The next step was to clear off the bridge approaches, the sides of which I'd affixed some self-adhesive lichen backdrop, as a sheer vertical. I firmly attached the near bridge support to the layout surface from underneath. This approach was really too long anyway. The prototype River Street bridge was notoriously short, thereby steep, on the Rideau Street side.
I then decided that I needed to simulate the depression on the near side of the bridge. To do so, I built up 'Rideau Street' in the foreground then made some topography sloping down to the tracks on both sides of the approach from Rideau Street. I did so by screwing a piece of foam-core, scored to alter the topography, to the layout. I used two blocks of wood to raise the near side of the foam-core, shaping it in a 'U' up and over the near side of the approach. This has resulted in a shorter, more gradual but more believable near approach to the bridge. The shorter far approach remains unchanged because it covers a 'hidden' track to Dyeco under which I need adequate clearance for switching movements.

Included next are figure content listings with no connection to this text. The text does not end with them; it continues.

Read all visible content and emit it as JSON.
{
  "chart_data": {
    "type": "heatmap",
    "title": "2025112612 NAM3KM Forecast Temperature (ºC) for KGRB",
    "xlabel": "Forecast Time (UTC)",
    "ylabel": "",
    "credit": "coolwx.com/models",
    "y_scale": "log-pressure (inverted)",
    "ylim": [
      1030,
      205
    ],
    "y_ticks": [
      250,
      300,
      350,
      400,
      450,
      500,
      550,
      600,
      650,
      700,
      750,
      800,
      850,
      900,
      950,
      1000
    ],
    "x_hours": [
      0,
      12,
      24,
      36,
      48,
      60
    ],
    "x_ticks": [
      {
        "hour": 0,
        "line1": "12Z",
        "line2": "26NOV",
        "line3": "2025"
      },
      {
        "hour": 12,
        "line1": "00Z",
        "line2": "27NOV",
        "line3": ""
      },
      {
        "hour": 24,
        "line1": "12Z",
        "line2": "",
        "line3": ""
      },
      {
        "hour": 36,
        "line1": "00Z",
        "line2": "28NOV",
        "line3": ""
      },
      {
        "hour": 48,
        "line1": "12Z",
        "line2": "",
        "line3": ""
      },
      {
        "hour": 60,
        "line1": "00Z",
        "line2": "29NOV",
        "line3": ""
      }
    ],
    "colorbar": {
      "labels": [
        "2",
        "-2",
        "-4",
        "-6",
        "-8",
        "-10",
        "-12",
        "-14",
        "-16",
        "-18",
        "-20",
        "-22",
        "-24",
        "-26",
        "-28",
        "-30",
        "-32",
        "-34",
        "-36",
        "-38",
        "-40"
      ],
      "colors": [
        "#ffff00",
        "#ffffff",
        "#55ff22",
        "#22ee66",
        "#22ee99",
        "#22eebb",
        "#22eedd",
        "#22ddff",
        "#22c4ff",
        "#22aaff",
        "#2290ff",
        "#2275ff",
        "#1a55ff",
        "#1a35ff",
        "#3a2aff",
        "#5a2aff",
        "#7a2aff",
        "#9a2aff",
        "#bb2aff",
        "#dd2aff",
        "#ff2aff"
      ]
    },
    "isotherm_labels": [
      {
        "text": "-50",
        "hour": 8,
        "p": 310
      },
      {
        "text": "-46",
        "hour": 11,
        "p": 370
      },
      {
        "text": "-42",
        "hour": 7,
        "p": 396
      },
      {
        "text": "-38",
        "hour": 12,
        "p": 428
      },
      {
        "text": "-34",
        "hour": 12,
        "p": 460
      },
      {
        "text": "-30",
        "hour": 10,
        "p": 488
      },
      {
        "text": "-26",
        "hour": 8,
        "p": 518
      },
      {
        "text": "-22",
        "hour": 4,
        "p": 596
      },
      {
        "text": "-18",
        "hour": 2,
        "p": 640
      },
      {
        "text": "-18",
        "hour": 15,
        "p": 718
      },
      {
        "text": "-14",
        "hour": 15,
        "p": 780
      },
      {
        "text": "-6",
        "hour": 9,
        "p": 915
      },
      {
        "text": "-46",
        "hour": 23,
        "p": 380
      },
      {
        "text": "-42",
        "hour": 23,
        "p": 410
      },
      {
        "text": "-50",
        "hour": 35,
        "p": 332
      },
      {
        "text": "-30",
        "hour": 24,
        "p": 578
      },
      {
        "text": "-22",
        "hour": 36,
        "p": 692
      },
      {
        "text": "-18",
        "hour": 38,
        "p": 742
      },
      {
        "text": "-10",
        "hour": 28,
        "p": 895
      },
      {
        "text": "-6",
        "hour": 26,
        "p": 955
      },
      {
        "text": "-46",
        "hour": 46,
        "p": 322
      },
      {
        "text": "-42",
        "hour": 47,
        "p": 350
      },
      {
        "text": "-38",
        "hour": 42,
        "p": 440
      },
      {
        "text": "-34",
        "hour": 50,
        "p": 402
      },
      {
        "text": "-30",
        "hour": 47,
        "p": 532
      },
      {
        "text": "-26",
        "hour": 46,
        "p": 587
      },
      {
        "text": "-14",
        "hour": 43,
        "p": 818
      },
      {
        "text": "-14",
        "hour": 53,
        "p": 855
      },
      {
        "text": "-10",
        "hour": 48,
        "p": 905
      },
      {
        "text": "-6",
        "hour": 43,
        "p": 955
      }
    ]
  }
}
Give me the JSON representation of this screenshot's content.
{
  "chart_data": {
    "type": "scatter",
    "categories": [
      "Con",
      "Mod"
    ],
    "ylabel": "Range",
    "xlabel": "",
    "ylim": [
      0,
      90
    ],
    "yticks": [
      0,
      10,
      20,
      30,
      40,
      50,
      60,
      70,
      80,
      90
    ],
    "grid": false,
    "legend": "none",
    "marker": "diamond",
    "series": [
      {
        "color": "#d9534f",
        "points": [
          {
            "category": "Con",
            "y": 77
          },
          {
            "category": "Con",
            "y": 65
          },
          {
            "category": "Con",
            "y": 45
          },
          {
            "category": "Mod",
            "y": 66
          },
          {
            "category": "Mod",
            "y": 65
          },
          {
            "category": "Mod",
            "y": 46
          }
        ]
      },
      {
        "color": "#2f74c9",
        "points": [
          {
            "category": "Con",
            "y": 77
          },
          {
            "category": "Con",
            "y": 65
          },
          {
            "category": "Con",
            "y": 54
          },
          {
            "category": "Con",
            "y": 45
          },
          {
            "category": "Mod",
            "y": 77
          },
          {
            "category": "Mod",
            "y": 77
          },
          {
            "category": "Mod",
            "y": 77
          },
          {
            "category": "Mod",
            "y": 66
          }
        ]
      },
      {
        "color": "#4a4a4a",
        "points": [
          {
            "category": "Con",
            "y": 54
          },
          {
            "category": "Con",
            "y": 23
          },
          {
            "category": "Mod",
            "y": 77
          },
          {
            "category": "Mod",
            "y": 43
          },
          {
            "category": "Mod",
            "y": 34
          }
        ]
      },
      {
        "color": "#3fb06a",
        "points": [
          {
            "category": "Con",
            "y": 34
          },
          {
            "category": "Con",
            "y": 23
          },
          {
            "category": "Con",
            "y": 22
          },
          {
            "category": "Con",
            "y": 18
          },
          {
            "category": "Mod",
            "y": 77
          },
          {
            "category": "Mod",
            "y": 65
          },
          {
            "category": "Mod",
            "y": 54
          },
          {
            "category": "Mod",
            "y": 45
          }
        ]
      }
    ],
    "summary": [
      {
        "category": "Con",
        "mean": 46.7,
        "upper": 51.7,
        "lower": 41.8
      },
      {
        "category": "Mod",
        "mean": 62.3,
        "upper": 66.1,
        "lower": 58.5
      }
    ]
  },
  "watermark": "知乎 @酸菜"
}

I then cooked up some papier-mache' [to reflect my surname, I say "papYAY-MASH-ay" as opposed to my good wife's Ontario-speak "PAY-per mashAY"]. I covered the foam-core and its edges and the approaches with newspaper strips. The near approach now much looks shorter and better. Though I'd like to have the depression slope up from the tracks on both sides, there are other elements in the way and I think it would stand out too much. This more subtle topography is better, at least for now...
Queen City Oil spur reverse, and paint is on. I also put a new limestone pattern on the near support. Now to work on the bridge railings and scenicking that green expanse. The first step was to sand off some of the sharp edges and newspaper wrinkles. I added a piece of basswood along the layout edge, and though I painted it I'll be working to make it more unobtrusive. 
I told my grandsons that I'd be scenicking a path through the scenery here for kids and others to use as a shortcut. Prototype aerial photos clearly show such paths criss-crossing grassy parts of Swamp Ward waterfront. That was part of the next phase. I'm working up the side of the depression scenically. Closing in the limestone abutments with greenery, because they aren't that prominent prior to the 1970 rebuild. I also strengthened the railings, streamlining the wooden bents and adding some timbers at their base. 
Our grandson was operating a Ford dealership at left during his recent visit! That is abetting my writer's block with scenicking those green spaces!
My newest locomotive crosses the CP on the diamond beneath the bridge:
A major step took place nine months after this post was originally published. I decided to do something with the left-hand side of the River Street bridge/Rideau Street. Not sure how far the street will extend toward Anglin's, but my goal was to emplace a structure or two here, with a tree canopy view block behind. I'd given myself a challenge by having unusually un-level topography, so I had to provide a level base for the $2 trainshow-find garage I decided to use, at least for now. First I tried matching the contours with a balsa wood foundation, but that was too much of a challenge! Instead, I screwed a thick balsa piece to the layout to make it level, with supports underneath. The rest was easy - emplace the garage, plant some trees, paint the base and scenick it in.




Breaking my own credo of not emplacing any structures that can be seen on other layouts, but this DPM Schultz's Garage can for now be considered a place-filler. I'll keep checking on the look of the scene and what else I can build that might fit in better in this prominent spot!